Corn futures are trading lower at midday. Losses in the stock market and crude oil are weighing on corn trade. In addition, cash basis levels softened in the Midwest yesterday following an increase in farmer selling. While not much of a market factor yet, wet conditions in the Midwest and forecasts for rain could be bullish if planting delays popup. May is 4 3/4 cents lower at $3.85 3/4 and December is 4 cents lower at $4.16 3/4.



Soybean futures are lower at midsession. The market is being pressured by weakness in the stock market and crude oil. Old-crop futures were higher much of the morning due to tight soybean stocks and firm cash prices. However, weakness in the outside markets and profit-taking pushed new-crop months lower, dragging old-crop lower as well. May is 2 1/2 cents lower at $9.10 1/2 and November is 7 1/4 cents lower at $8.53 3/4.

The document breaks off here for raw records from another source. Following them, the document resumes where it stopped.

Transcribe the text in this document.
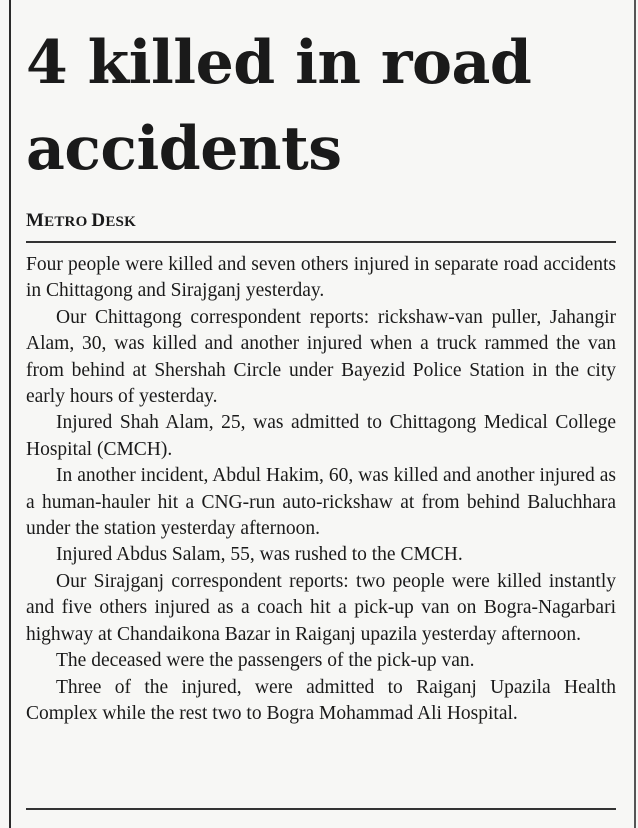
4 killed in road accidents
METRO DESK

Four people were killed and seven others injured in separate road accidents in Chittagong and Sirajganj yesterday.

Our Chittagong correspondent reports: rickshaw-van puller, Jahangir Alam, 30, was killed and another injured when a truck rammed the van from behind at Shershah Circle under Bayezid Police Station in the city early hours of yesterday.

Injured Shah Alam, 25, was admitted to Chittagong Medical College Hospital (CMCH).

In another incident, Abdul Hakim, 60, was killed and another injured as a human-hauler hit a CNG-run auto-rickshaw at from behind Baluchhara under the station yesterday afternoon.

Injured Abdus Salam, 55, was rushed to the CMCH.

Our Sirajganj correspondent reports: two people were killed instantly and five others injured as a coach hit a pick-up van on Bogra-Nagarbari highway at Chandaikona Bazar in Raiganj upazila yesterday afternoon.

The deceased were the passengers of the pick-up van.

Three of the injured, were admitted to Raiganj Upazila Health Complex while the rest two to Bogra Mohammad Ali Hospital.
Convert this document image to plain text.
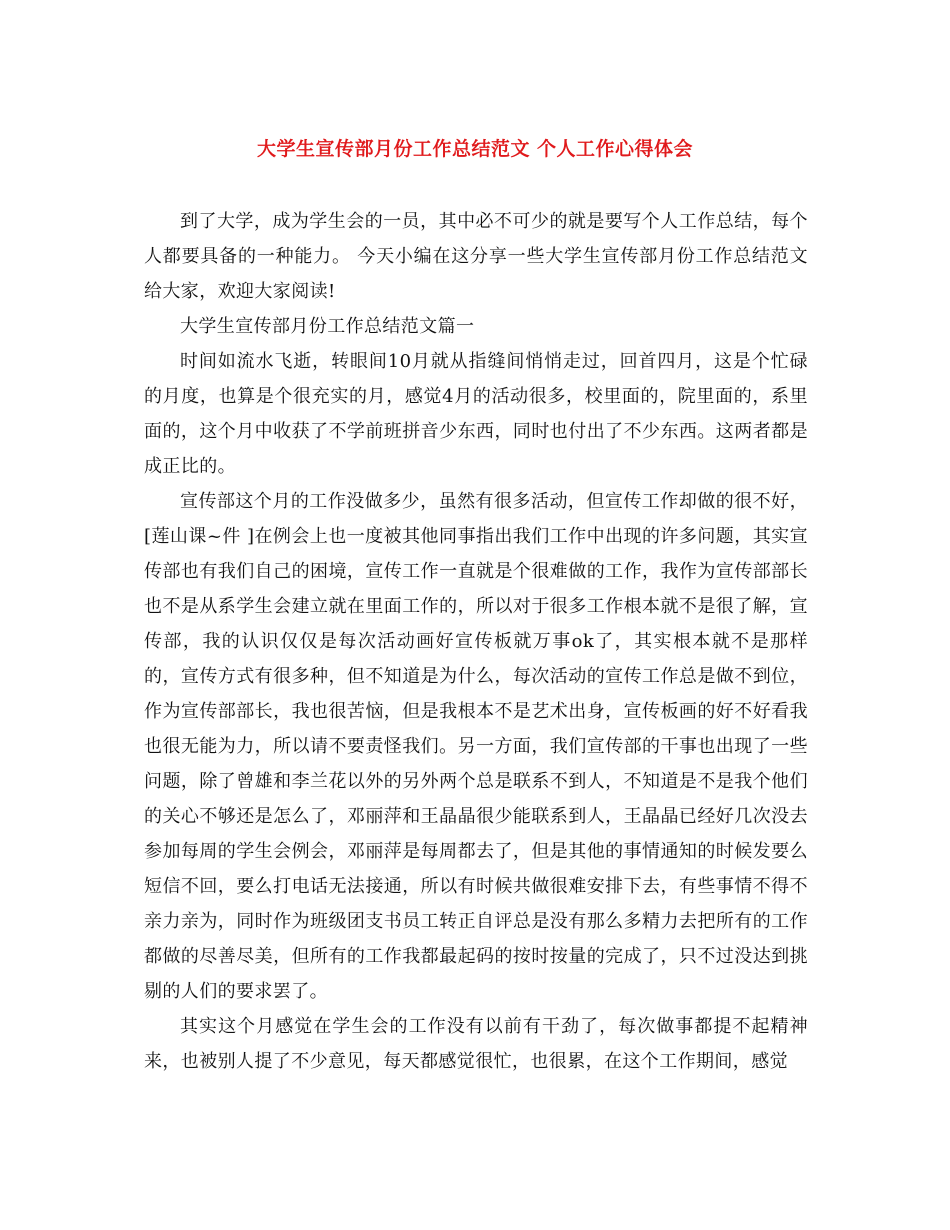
大学生宣传部月份工作总结范文 个人工作心得体会

到了大学，成为学生会的一员，其中必不可少的就是要写个人工作总结，每个人都要具备的一种能力。 今天小编在这分享一些大学生宣传部月份工作总结范文给大家，欢迎大家阅读!

大学生宣传部月份工作总结范文篇一

时间如流水飞逝，转眼间10月就从指缝间悄悄走过，回首四月，这是个忙碌的月度，也算是个很充实的月，感觉4月的活动很多，校里面的，院里面的，系里面的，这个月中收获了不学前班拼音少东西，同时也付出了不少东西。这两者都是成正比的。

宣传部这个月的工作没做多少，虽然有很多活动，但宣传工作却做的很不好，[莲山课~件 ]在例会上也一度被其他同事指出我们工作中出现的许多问题，其实宣传部也有我们自己的困境，宣传工作一直就是个很难做的工作，我作为宣传部部长也不是从系学生会建立就在里面工作的，所以对于很多工作根本就不是很了解，宣传部，我的认识仅仅是每次活动画好宣传板就万事ok了，其实根本就不是那样的，宣传方式有很多种，但不知道是为什么，每次活动的宣传工作总是做不到位，作为宣传部部长，我也很苦恼，但是我根本不是艺术出身，宣传板画的好不好看我也很无能为力，所以请不要责怪我们。另一方面，我们宣传部的干事也出现了一些问题，除了曾雄和李兰花以外的另外两个总是联系不到人，不知道是不是我个他们的关心不够还是怎么了，邓丽萍和王晶晶很少能联系到人，王晶晶已经好几次没去参加每周的学生会例会，邓丽萍是每周都去了，但是其他的事情通知的时候发要么短信不回，要么打电话无法接通，所以有时候共做很难安排下去，有些事情不得不亲力亲为，同时作为班级团支书员工转正自评总是没有那么多精力去把所有的工作都做的尽善尽美，但所有的工作我都最起码的按时按量的完成了，只不过没达到挑剔的人们的要求罢了。

其实这个月感觉在学生会的工作没有以前有干劲了，每次做事都提不起精神来，也被别人提了不少意见，每天都感觉很忙，也很累，在这个工作期间，感觉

Wheat futures are lower at midday. Profit-taking on recent gains and news that Egypt bought Russian wheat at a recent tender instead of from the U.S. are weighing on futures. The market is lower despite continued concern about dry weather in the Plains. Some rain is in the forecast for next week, but most precipitation is expected to miss the most critical areas. CBOT May is 9 cents lower at $5.43 1/2, KCBT May is 8 3/4 cents lower at $5.96 1/2 and MGE May is 7 3/4 cents lower at $6.31 1/4.



Cattle futures are trading mostly lower at midsession. Concern about slow demand for higher priced beef during the economic recession remains a bearish concern. Beef prices have been choppy this week, but packer margins are poor. Cash trade is not expected to develop until later in the week, but near steady trade is expected. Traders are also beginning to even positions ahead of the Cattle on Feed report due out Friday afternoon. April is 50 cents lower at $83.80 and June is 33 cents lower at $81.60.



Lean hog futures are mostly higher at midday. Deferreds are all higher, but the nearby contract is lower due to recent weakness in the cash market. Better than expected exports in January and the improvement in packer margins that should help stabilize the cash market are supportive factors. April is 20 cents lower at $61.95 while June is 3 cents higher at $74.10.